Application: Captain Decision-Making
Win probability changes associated with specific tactical decisions can be used to evaluate whether that decision was correct. 'Win Probability Added' (WPA) is a metric borrowed from baseball analytics that calculates how much each event (a boundary, a wicket, a dropped catch) changed the match's win probability, and assigns that change to the responsible player or captain. A captain who sets an attacking field and the batsman plays over it for a slog — win probability spikes — has been vindicated. A captain who sets a defensive field against a batsman who scores 40 in that period — win probability falls — made a decision that statistically hurt their team. WPA is increasingly used to evaluate captaincy quality beyond simple win/loss records.
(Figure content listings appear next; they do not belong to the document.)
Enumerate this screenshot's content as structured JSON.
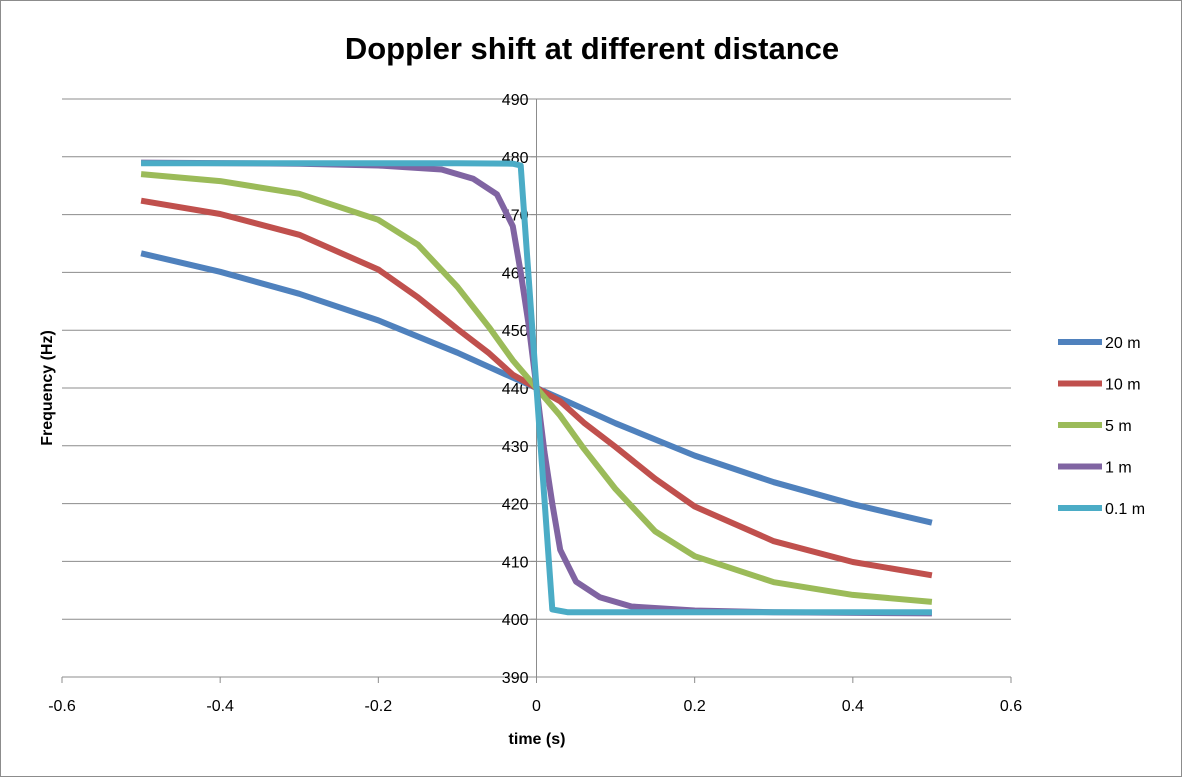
{
  "chart_data": {
    "type": "line",
    "title": "Doppler shift at different distance",
    "xlabel": "time (s)",
    "ylabel": "Frequency (Hz)",
    "xlim": [
      -0.6,
      0.6
    ],
    "ylim": [
      390,
      490
    ],
    "xticks": [
      -0.6,
      -0.4,
      -0.2,
      0,
      0.2,
      0.4,
      0.6
    ],
    "xtick_labels": [
      "-0.6",
      "-0.4",
      "-0.2",
      "0",
      "0.2",
      "0.4",
      "0.6"
    ],
    "yticks": [
      390,
      400,
      410,
      420,
      430,
      440,
      450,
      460,
      470,
      480,
      490
    ],
    "ytick_labels": [
      "390",
      "400",
      "410",
      "420",
      "430",
      "440",
      "450",
      "460",
      "470",
      "480",
      "490"
    ],
    "grid": "horizontal",
    "legend": "right",
    "series": [
      {
        "name": "20 m",
        "color": "#4f81bd",
        "x": [
          -0.5,
          -0.4,
          -0.3,
          -0.2,
          -0.1,
          -0.04,
          0,
          0.04,
          0.1,
          0.2,
          0.3,
          0.4,
          0.5
        ],
        "y": [
          463.3,
          460.1,
          456.3,
          451.7,
          446.1,
          442.4,
          440,
          437.6,
          433.9,
          428.3,
          423.7,
          419.9,
          416.7
        ]
      },
      {
        "name": "10 m",
        "color": "#c0504d",
        "x": [
          -0.5,
          -0.4,
          -0.3,
          -0.2,
          -0.15,
          -0.1,
          -0.06,
          -0.03,
          0,
          0.03,
          0.06,
          0.1,
          0.15,
          0.2,
          0.3,
          0.4,
          0.5
        ],
        "y": [
          472.4,
          470.1,
          466.5,
          460.5,
          455.7,
          450.2,
          446.0,
          442.3,
          440,
          437.7,
          434.0,
          429.8,
          424.3,
          419.5,
          413.5,
          409.9,
          407.6
        ]
      },
      {
        "name": "5 m",
        "color": "#9bbb59",
        "x": [
          -0.5,
          -0.4,
          -0.3,
          -0.2,
          -0.15,
          -0.1,
          -0.06,
          -0.03,
          0,
          0.03,
          0.06,
          0.1,
          0.15,
          0.2,
          0.3,
          0.4,
          0.5
        ],
        "y": [
          477.0,
          475.8,
          473.6,
          469.1,
          464.8,
          457.5,
          450.5,
          444.8,
          440,
          435.2,
          429.5,
          422.5,
          415.2,
          410.9,
          406.4,
          404.2,
          403.0
        ]
      },
      {
        "name": "1 m",
        "color": "#8064a2",
        "x": [
          -0.5,
          -0.3,
          -0.2,
          -0.12,
          -0.08,
          -0.05,
          -0.03,
          -0.02,
          -0.01,
          0,
          0.01,
          0.02,
          0.03,
          0.05,
          0.08,
          0.12,
          0.2,
          0.3,
          0.5
        ],
        "y": [
          479.0,
          478.8,
          478.5,
          477.8,
          476.2,
          473.5,
          468.0,
          460.0,
          451.0,
          440,
          429.0,
          420.0,
          412.0,
          406.5,
          403.8,
          402.2,
          401.5,
          401.2,
          401.0
        ]
      },
      {
        "name": "0.1 m",
        "color": "#4bacc6",
        "x": [
          -0.5,
          -0.1,
          -0.03,
          -0.02,
          0,
          0.02,
          0.04,
          0.1,
          0.5
        ],
        "y": [
          478.9,
          478.9,
          478.8,
          478.5,
          440,
          401.7,
          401.2,
          401.2,
          401.2
        ]
      }
    ]
  }
}
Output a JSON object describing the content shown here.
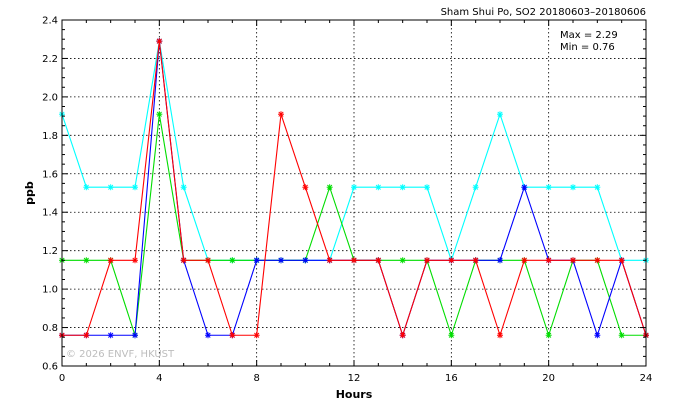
{
  "chart_data": {
    "type": "line",
    "title": "Sham Shui Po, SO2 20180603–20180606",
    "xlabel": "Hours",
    "ylabel": "ppb",
    "xlim": [
      0,
      24
    ],
    "ylim": [
      0.6,
      2.4
    ],
    "xticks": [
      "0",
      "4",
      "8",
      "12",
      "16",
      "20",
      "24"
    ],
    "yticks": [
      "0.6",
      "0.8",
      "1.0",
      "1.2",
      "1.4",
      "1.6",
      "1.8",
      "2.0",
      "2.2",
      "2.4"
    ],
    "grid": true,
    "annotations": {
      "max": "Max = 2.29",
      "min": "Min = 0.76"
    },
    "watermark": "© 2026  ENVF, HKUST",
    "x": [
      0,
      1,
      2,
      3,
      4,
      5,
      6,
      7,
      8,
      9,
      10,
      11,
      12,
      13,
      14,
      15,
      16,
      17,
      18,
      19,
      20,
      21,
      22,
      23,
      24
    ],
    "series": [
      {
        "color": "#00ffff",
        "values": [
          1.91,
          1.53,
          1.53,
          1.53,
          2.29,
          1.53,
          1.15,
          1.15,
          1.15,
          1.15,
          1.15,
          1.15,
          1.53,
          1.53,
          1.53,
          1.53,
          1.15,
          1.53,
          1.91,
          1.53,
          1.53,
          1.53,
          1.53,
          1.15,
          1.15
        ]
      },
      {
        "color": "#00dd00",
        "values": [
          1.15,
          1.15,
          1.15,
          0.76,
          1.91,
          1.15,
          1.15,
          1.15,
          1.15,
          1.15,
          1.15,
          1.53,
          1.15,
          1.15,
          1.15,
          1.15,
          0.76,
          1.15,
          1.15,
          1.15,
          0.76,
          1.15,
          1.15,
          0.76,
          0.76
        ]
      },
      {
        "color": "#0000ff",
        "values": [
          0.76,
          0.76,
          0.76,
          0.76,
          2.29,
          1.15,
          0.76,
          0.76,
          1.15,
          1.15,
          1.15,
          1.15,
          1.15,
          1.15,
          0.76,
          1.15,
          1.15,
          1.15,
          1.15,
          1.53,
          1.15,
          1.15,
          0.76,
          1.15,
          0.76
        ]
      },
      {
        "color": "#ff0000",
        "values": [
          0.76,
          0.76,
          1.15,
          1.15,
          2.29,
          1.15,
          1.15,
          0.76,
          0.76,
          1.91,
          1.53,
          1.15,
          1.15,
          1.15,
          0.76,
          1.15,
          1.15,
          1.15,
          0.76,
          1.15,
          1.15,
          1.15,
          1.15,
          1.15,
          0.76
        ]
      }
    ]
  }
}
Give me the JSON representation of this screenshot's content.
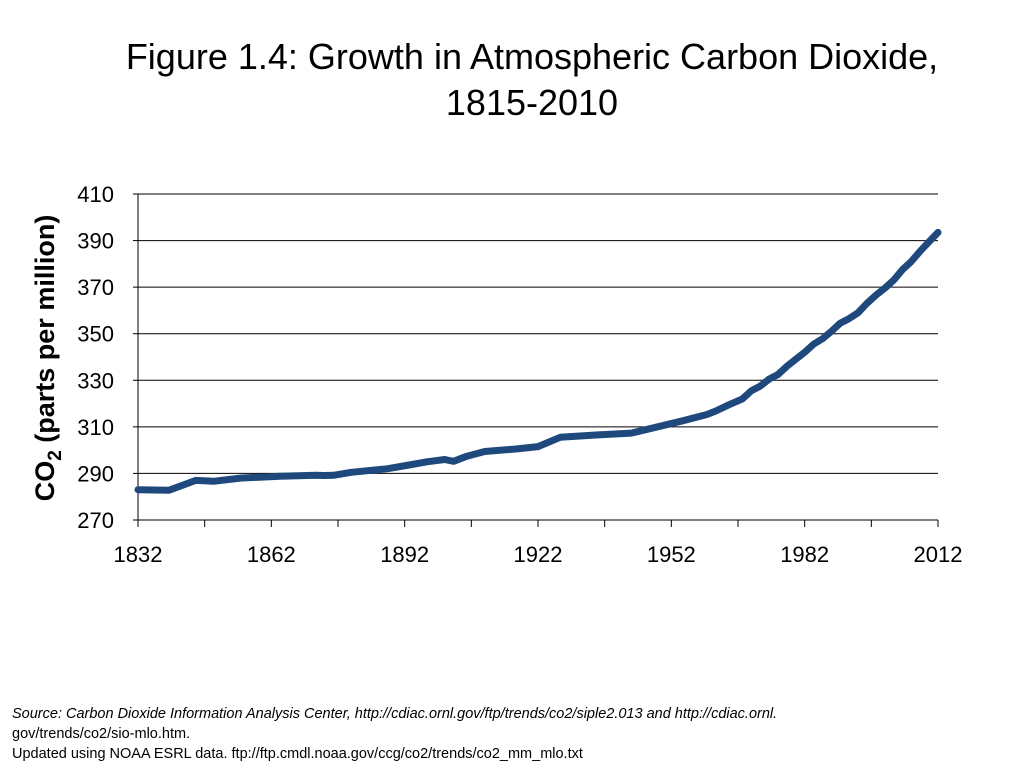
{
  "title": {
    "line1": "Figure 1.4: Growth in Atmospheric Carbon Dioxide,",
    "line2": "1815-2010"
  },
  "source": {
    "line1": "Source: Carbon Dioxide Information Analysis Center, http://cdiac.ornl.gov/ftp/trends/co2/siple2.013 and http://cdiac.ornl.",
    "line2": "gov/trends/co2/sio-mlo.htm.",
    "line3": "Updated using NOAA ESRL data. ftp://ftp.cmdl.noaa.gov/ccg/co2/trends/co2_mm_mlo.txt"
  },
  "colors": {
    "line": "#1F497D",
    "grid": "#000000"
  },
  "chart_data": {
    "type": "line",
    "ylabel_main": "CO",
    "ylabel_sub": "2",
    "ylabel_rest": " (parts per million)",
    "xlim": [
      1832,
      2012
    ],
    "ylim": [
      270,
      410
    ],
    "x_ticks": [
      "1832",
      "1862",
      "1892",
      "1922",
      "1952",
      "1982",
      "2012"
    ],
    "y_ticks": [
      "270",
      "290",
      "310",
      "330",
      "350",
      "370",
      "390",
      "410"
    ],
    "grid": "horizontal",
    "series": [
      {
        "x": [
          1832,
          1839,
          1845,
          1849,
          1855,
          1864,
          1872,
          1874,
          1876,
          1880,
          1888,
          1893,
          1897,
          1901,
          1903,
          1906,
          1910,
          1917,
          1922,
          1927,
          1935,
          1943,
          1950,
          1955,
          1960,
          1962,
          1965,
          1968,
          1970,
          1972,
          1974,
          1976,
          1978,
          1980,
          1982,
          1984,
          1986,
          1988,
          1990,
          1992,
          1994,
          1996,
          1998,
          2000,
          2002,
          2004,
          2006,
          2008,
          2010,
          2012
        ],
        "y": [
          283,
          282.8,
          287,
          286.6,
          288,
          288.8,
          289.2,
          289.1,
          289.2,
          290.5,
          292,
          293.6,
          295,
          296,
          295.2,
          297.4,
          299.4,
          300.5,
          301.5,
          305.5,
          306.5,
          307.3,
          310.5,
          312.8,
          315.3,
          316.8,
          319.5,
          322,
          325.5,
          327.5,
          330.5,
          332.5,
          336,
          339,
          342,
          345.5,
          347.8,
          351,
          354.5,
          356.5,
          359,
          363,
          366.5,
          369.5,
          373,
          377.5,
          381,
          385.5,
          389.5,
          393.5
        ]
      }
    ]
  }
}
Limitations of Win Probability Models
Win probability models are good at the average case — they reflect what has happened historically across many matches in similar states. They are less reliable in unusual situations: a match where the conditions are dramatically different from anything in the training data (e.g., a Test on a rapidly deteriorating strip after a monsoon), or a match involving a single extraordinary player performance far outside historical norms (Lara's 400, Murali's 8-wicket collapse). They also do not capture momentum within the context of the current match — a fielding side that is energised and bowling with rhythm may have a higher actual win probability than the model assigns, because the model sees only the state variables and not the 'vibe.'
Despite these limitations, win probability models are the best tool available for making match state tangible and communicable. A viewer who understands that their team's win probability fell from 70% to 35% after a dropped catch understands why that moment mattered, even if they cannot articulate the underlying mathematics.
Frequently asked questions
How is DLS different from win probability?
DLS (Duckworth-Lewis-Stern) calculates a revised target for an interrupted match — it tells you what score Team 2 needs to win given the overs lost. Win probability tells you the probability of achieving a given target from the current match state. DLS is a rule-based target-setting system; win probability is a probabilistic match-state assessment.
Can a team with 5% win probability still win?
Yes — 5% means the team wins in roughly 1 in 20 similar historical situations. Matches in that state have been won before, and the model reflects that. The 2019 World Cup final and the Headingley 2019 Ashes Test are examples of teams winning from estimated win probabilities of under 10% at various points.
Do cricket teams use win probability during matches?
Top-level teams increasingly have analysts who use win probability to inform real-time tactical decisions — when to promote an aggressive hitter, when to set attacking fields, whether to declare in Test cricket. The practice became widespread after the 2010 IPL seasons when franchise analytics teams began deploying live models.